Sergeant Maurice McCabe is experiencing ongoing harassment at his place of work as a result of his efforts to expose malpractice in the Garda, the Irish Examiner has learned.
The latest incident involved graffiti attached to a duty detail in Mullingar Garda Station, where Sgt McCabe is based in the traffic corps. The detail contains information about the members in the traffic corps listing them under “sergeant” and “guard”. Last week, a colleague of Sgt McCabe’s discovered that somebody in the station had added in felt pen the category of “whistleblower”. The detail showed “5 Sergeants 9 Guards” and beside it was added “+ 1 whistleblower”. It is understood colleagues of Sgt McCabe’s who were disgusted at the behaviour tippexed out the graffiti.
The incident is the latest that has occurred in recent weeks since the controversy around the whistleblowers blew up, culminating in the resignation of Garda Commissioner Martin Callinan.
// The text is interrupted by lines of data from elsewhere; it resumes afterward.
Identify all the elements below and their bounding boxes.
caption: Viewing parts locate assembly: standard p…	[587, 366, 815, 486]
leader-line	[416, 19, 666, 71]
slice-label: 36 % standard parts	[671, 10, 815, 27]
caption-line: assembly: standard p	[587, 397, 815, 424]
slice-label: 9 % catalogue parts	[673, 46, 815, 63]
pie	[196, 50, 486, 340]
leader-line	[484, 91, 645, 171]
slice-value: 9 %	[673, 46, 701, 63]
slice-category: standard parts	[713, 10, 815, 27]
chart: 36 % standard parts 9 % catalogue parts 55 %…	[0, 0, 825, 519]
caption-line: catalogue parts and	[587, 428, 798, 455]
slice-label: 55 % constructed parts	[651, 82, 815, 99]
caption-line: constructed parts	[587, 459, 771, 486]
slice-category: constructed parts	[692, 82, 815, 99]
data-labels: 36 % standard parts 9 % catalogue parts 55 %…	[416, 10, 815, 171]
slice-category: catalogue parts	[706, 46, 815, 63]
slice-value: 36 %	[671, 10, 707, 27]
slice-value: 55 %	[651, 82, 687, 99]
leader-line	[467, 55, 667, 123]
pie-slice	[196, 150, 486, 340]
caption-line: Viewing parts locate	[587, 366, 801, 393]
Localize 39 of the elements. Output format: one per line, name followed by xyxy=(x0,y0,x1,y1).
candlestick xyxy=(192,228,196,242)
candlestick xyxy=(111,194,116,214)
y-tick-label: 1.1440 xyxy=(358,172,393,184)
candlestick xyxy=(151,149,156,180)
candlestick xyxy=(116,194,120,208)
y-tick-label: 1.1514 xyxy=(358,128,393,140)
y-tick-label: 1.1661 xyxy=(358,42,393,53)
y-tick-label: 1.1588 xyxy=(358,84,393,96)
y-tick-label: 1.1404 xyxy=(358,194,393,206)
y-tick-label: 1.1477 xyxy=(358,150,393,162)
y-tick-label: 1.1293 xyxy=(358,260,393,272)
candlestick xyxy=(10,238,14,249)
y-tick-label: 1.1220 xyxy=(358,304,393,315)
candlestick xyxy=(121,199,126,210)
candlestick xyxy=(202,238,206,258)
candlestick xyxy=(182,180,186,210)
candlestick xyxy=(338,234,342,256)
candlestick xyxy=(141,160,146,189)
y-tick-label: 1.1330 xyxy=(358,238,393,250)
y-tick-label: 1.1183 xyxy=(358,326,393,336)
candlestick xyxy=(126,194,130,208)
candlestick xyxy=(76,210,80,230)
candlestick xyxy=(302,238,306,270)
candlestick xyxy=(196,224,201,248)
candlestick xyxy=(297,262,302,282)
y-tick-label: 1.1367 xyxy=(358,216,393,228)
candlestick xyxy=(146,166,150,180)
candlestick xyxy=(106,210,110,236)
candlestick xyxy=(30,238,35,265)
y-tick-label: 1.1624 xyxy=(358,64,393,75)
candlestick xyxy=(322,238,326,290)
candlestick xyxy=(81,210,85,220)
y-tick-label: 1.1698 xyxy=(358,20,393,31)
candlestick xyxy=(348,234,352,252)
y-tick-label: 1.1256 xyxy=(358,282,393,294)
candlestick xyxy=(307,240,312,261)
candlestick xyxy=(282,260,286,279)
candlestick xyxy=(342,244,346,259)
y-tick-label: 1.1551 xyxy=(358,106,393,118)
Last month, Sgt McCabe had complained to a superior officer after he was informed by colleagues that another superior officer had been referring to him in a meeting in a highly inappropriate manner.
Over the last five years, since he first made complaints about malpractice, the sergeant has claimed that on a number of occasions he was subjected to one form of harassment or another.
Sgt McCabe is still restricted from access to the Pulse computer system following an order from the former commissioner, dating from December 2012, when Sgt McCabe and former garda John Wilson were endeavouring to highlight the abuse of the penalty points system.
Last week, interim commissioner Nóirín O’Sullivan said the sergeant’s restricted access was under review.
Sgt McCabe made a number of complaints about the conduct of investigations into serious criminal incidents that occurred when he was serving as Sergeant in Charge at Bailieboro Garda Station in Co Cavan. His allegations are currently the focus of a review by senior counsel Sean Guiren.
News of the latest incident comes as Garda management initiated a survey of the force’s 13,000 members to see how to improve the organisation in the wake of the recent controversies.
The commissioner is asking all members to comment on matters like accountability and governance and give their views on how the force can operate better.
“We need to demonstrate a stronger commitment to openness and transparency, strengthen our governance structures and further improve accountability,” she wrote in the letter.
Meanwhile, the High Court yesterday ruled against the other Garda whistleblower, John Wilson, in an action in which he challenged disciplinary action taken against him for not accounting for his presence in a court sitting while off-duty. No allegation had been made against him, but he refused to say why he was present in a case involving a dispute between neighbours at Virginia District Court in January 2012 on the basis that he was off-duty.
High Court judge Iseult O’Malley ruled that even if a serving garda was off-duty, his or her presence in a court was not a private matter.
Speaking afterwards, John Wilson said the judgment required careful examination and as the case was still live it would be inappropriate to comment at this point. The case is back before Justice O’Malley on May 16 when the matter of costs will be decided.
An Garda Síochána is currently the focus of three separate inquiries, including the Commission of Investigation, the terms of reference of which were announced last week. This will now include a full inquiry into events surrounding the arrest of Ian Bailey and his partner, Jules Thomas.
Two other inquiries are due to report in the next fortnight, including an examination of events around the suspected bugging of the Garda Ombudsman’s office, and the review of the allegations made by Sgt McCabe.